There are various positive aspects to living in a time in which technology is more prevalent and accessible than ever, but there are also many shadows in the realm of the cyberspace.

This is why Erica Fissel’s goal is to illuminate the interpersonal victimization that occurs in cyberspace in hopes that her work will be used to help inform policy and help these victims.

Fissel, an assistant professor in the Department of Criminal Justice, doesn’t consider herself a particularly technology-savvy person but was fascinated with the way people behave online versus offline. From there, she began to look at what use or abuse of technology looks like in an intimate partner relationship. A member of UCF’s Violence Against Women faculty cluster, she focuses on the impact it has on women.

Although she didn’t intentionally seek to make women the focus of her research, Fissel says she quickly discovered that women are the most likely to experience such forms of interpersonal victimization. She also works with the Cybercrime Support Network to help serve those affected by the growing impacts of cybercrime.

“This area is so interesting to me because it’s so underdeveloped, and there are so many ways that people can use technology to abuse their partners that I would have never thought of,” she says.

Such technology can include smart-home systems like video doorbells, which can be used to track or monitor an intimate partner. Even reading a partner’s text messages without their permission can fall into the category of technology-based abuse under certain circumstances.

She adds that it’s important to realize that intimate partner cyber abuse is not illegal. There may be laws applicable to cyberstalking or cyber harassment, but intimate partner cyber abuse extends beyond those behaviors.

“Because of that, people don’t know what they’re experiencing is abusive or problematic,” Fissel says. “They don’t know that they should be able to get help for it.

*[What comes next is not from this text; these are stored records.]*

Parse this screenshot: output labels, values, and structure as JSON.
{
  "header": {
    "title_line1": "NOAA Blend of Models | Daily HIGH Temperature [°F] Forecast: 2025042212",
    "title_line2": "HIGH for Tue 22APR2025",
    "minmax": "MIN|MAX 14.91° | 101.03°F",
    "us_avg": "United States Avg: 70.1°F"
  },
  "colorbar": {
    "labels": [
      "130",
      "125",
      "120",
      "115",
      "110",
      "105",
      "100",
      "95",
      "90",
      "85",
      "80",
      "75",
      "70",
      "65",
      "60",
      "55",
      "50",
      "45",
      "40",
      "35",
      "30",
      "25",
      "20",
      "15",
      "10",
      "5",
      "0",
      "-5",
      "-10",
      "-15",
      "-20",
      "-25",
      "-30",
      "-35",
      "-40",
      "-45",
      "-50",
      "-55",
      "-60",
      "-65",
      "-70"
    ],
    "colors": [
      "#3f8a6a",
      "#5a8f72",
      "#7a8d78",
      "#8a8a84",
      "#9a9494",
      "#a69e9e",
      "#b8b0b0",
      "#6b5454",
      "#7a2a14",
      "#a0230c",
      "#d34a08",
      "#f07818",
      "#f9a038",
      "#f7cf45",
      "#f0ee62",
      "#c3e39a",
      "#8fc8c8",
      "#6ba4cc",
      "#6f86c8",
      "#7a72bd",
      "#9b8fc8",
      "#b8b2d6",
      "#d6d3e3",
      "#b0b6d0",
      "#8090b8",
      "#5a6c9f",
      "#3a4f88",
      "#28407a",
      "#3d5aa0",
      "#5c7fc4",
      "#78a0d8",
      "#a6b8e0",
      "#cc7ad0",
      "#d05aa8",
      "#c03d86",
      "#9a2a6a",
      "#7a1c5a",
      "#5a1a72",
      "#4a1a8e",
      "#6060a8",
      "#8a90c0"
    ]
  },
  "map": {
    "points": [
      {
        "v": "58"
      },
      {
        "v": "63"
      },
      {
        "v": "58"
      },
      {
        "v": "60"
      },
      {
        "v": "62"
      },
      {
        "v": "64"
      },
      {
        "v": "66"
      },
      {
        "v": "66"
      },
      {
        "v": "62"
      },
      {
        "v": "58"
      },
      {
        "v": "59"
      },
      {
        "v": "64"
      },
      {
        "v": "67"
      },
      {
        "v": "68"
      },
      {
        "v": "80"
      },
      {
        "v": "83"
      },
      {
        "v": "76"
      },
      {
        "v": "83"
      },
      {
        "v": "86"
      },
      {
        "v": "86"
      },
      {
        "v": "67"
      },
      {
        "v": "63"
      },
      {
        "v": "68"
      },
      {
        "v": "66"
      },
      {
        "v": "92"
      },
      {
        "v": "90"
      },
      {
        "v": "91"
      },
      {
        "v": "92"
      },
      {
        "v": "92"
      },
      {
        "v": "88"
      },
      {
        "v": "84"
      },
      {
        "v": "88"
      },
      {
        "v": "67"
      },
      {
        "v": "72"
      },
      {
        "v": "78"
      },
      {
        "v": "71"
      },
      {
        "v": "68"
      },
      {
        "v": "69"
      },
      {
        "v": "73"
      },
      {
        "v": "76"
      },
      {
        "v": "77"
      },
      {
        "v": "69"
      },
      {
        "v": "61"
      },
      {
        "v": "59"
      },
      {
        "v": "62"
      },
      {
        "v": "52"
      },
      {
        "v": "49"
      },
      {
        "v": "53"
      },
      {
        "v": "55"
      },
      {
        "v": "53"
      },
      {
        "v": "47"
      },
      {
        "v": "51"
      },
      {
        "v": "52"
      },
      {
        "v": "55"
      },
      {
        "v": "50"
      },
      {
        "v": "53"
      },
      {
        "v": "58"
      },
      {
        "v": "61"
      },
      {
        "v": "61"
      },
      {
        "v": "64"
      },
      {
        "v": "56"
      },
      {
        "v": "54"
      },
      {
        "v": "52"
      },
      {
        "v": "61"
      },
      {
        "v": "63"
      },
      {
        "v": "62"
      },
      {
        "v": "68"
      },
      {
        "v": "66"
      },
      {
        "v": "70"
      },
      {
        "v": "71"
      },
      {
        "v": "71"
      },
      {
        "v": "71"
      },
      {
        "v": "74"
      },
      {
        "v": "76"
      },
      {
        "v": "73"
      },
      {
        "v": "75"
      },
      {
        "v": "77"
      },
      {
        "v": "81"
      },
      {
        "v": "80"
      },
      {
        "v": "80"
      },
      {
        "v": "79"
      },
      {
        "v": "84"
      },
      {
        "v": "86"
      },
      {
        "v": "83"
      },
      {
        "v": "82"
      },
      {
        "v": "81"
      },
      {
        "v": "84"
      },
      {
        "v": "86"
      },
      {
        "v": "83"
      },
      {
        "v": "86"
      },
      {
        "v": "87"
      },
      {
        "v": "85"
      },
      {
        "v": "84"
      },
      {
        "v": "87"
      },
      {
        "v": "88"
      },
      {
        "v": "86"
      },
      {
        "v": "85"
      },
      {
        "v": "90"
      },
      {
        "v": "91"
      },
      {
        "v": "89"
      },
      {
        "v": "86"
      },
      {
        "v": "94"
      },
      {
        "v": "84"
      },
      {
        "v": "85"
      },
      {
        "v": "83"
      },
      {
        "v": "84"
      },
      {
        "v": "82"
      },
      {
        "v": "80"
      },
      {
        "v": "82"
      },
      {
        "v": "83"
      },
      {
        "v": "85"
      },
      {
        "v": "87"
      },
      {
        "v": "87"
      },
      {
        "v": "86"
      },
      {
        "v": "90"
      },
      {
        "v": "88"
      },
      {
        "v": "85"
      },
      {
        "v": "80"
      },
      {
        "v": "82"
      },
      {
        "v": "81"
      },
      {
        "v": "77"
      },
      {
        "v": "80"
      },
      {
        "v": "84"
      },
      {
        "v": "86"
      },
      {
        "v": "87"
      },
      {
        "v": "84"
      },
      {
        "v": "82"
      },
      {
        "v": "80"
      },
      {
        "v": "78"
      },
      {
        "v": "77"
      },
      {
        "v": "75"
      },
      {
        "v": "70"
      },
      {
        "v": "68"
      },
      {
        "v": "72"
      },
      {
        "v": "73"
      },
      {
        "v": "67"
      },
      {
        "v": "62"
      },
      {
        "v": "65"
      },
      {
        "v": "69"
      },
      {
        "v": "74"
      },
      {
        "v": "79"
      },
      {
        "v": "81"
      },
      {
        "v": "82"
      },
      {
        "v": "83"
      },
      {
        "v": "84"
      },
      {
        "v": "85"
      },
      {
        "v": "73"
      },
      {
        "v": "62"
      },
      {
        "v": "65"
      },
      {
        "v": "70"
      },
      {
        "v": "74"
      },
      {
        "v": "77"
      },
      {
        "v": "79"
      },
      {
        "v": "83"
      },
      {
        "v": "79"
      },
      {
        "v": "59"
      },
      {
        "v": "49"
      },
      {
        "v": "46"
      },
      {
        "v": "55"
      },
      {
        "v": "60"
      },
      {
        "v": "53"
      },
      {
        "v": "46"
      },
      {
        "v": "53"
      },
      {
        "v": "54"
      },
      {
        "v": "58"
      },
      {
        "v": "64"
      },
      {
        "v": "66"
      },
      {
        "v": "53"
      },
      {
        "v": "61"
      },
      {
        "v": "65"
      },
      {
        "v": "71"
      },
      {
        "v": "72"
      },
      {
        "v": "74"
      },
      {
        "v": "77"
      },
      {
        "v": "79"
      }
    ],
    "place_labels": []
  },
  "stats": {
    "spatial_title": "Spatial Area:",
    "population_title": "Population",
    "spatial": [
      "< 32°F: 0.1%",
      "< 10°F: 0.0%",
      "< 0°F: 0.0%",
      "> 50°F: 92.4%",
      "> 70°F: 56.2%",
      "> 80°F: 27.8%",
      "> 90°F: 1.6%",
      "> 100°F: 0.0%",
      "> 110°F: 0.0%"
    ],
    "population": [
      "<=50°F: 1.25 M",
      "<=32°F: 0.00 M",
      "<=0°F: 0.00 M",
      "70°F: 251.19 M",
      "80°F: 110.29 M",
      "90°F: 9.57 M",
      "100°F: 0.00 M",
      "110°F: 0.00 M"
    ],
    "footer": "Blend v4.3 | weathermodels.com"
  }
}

I want my work to be able to inform policies and laws. I want to help individuals experiencing these behaviors access helpful resources, realize that they’re experiencing problematic behavior and get out of those situations.”

Erica Fissel

In her Women and Crime course, Fissel often finds herself teaching survivors and others who have experienced intimate partner cyber abuse. She’s even had students realize through the class that they are either currently being victimized or have been in the past.

“It’s very heavy material for students, but what I try to do is have a very open dialogue and safe space within the class where people are able to share their ideas,” she says. “We can talk about these types of behaviors and experiences because they’re important to understand.”

Defining the Cyber Abuse Spectrum

Although statistics show that women are generally more likely to be victims of intimate partner violence, Fissel says she is seeing more parity between men and women engaging in cyber-based abuse.

One of the projects Fissel has been working on examines the normalization or societal acceptance of behaviors that could be considered cyber abuse. She and a team of researchers from other universities collaborated on the study, which was funded by a faculty enrichment grant from the University of Cincinnati’s Criminal Justice Research Center. They collected data from 1,500 adults currently in an intimate partner relationship and asked about their experiences with intimate partner cyber abuse, perpetration and victimization within the past six months.

“We did a pilot test, and 100% of people experienced intimate partner cyber abuse as we defined it in the past six months,” Fissel says. “We thought, ‘This is a much bigger problem than we thought or we’re measuring it wrong.’ We talked to people about it, and some of the behaviors that we were defining as abusive aren’t abusive in all contexts.”

For example, tracking a partner via GPS would be considered abusive if it was being done without consent. However, Fissel says, many participants later indicated they tracked each other’s locations for safety reasons.

“That’s one of the tricky things with intimate partner cyber abuse, because it’s totally relationship specific and dependent on whether the boundaries developed with your partner were agreed upon without coercion,” she says.

In addition to looking at intimate partner cyber abuse on the victimization side, Fissel also is working on it from the perpetration side. That entails trying to understand why people engage in such behaviors, which is vital to being able to prevent them from happening.

Fissel also is working on another study with Jackie Woerner, an assistant professor in UCF’s departments of sociology and psychology, that focuses on the perpetration side. The two surveyed 544 people and followed up with nearly 300 of them a month later to examine their intimate partner cyber abuse behaviors over time. Part of this research involved asking participants about the factors that motivate their behavior. Fissel says many cited personal insecurities such as lack of trust.

“There’s almost a range within intimate partner cyber abuse,” she says. “There are things like checking someone’s text messages without their permission, which I would say is probably on the lower end of the spectrum. Then you also have people who are opening bank accounts in your name and ruining your credit, or people who are sending you threatening text messages. We’re also trying to figure out where the line that society draws is, because that’s going to help with trying to determine laws, too.”

Fissel received her doctorate in criminal justice from the University of Cincinnati. Her primary research interests focus on various types of interpersonal victimization that take place online, including cyberstalking, intimate partner cyber abuse and cyberbullying. She joined UCF’s Department of Criminal Justice, part of the College of Community Innovation and Education, in 2019.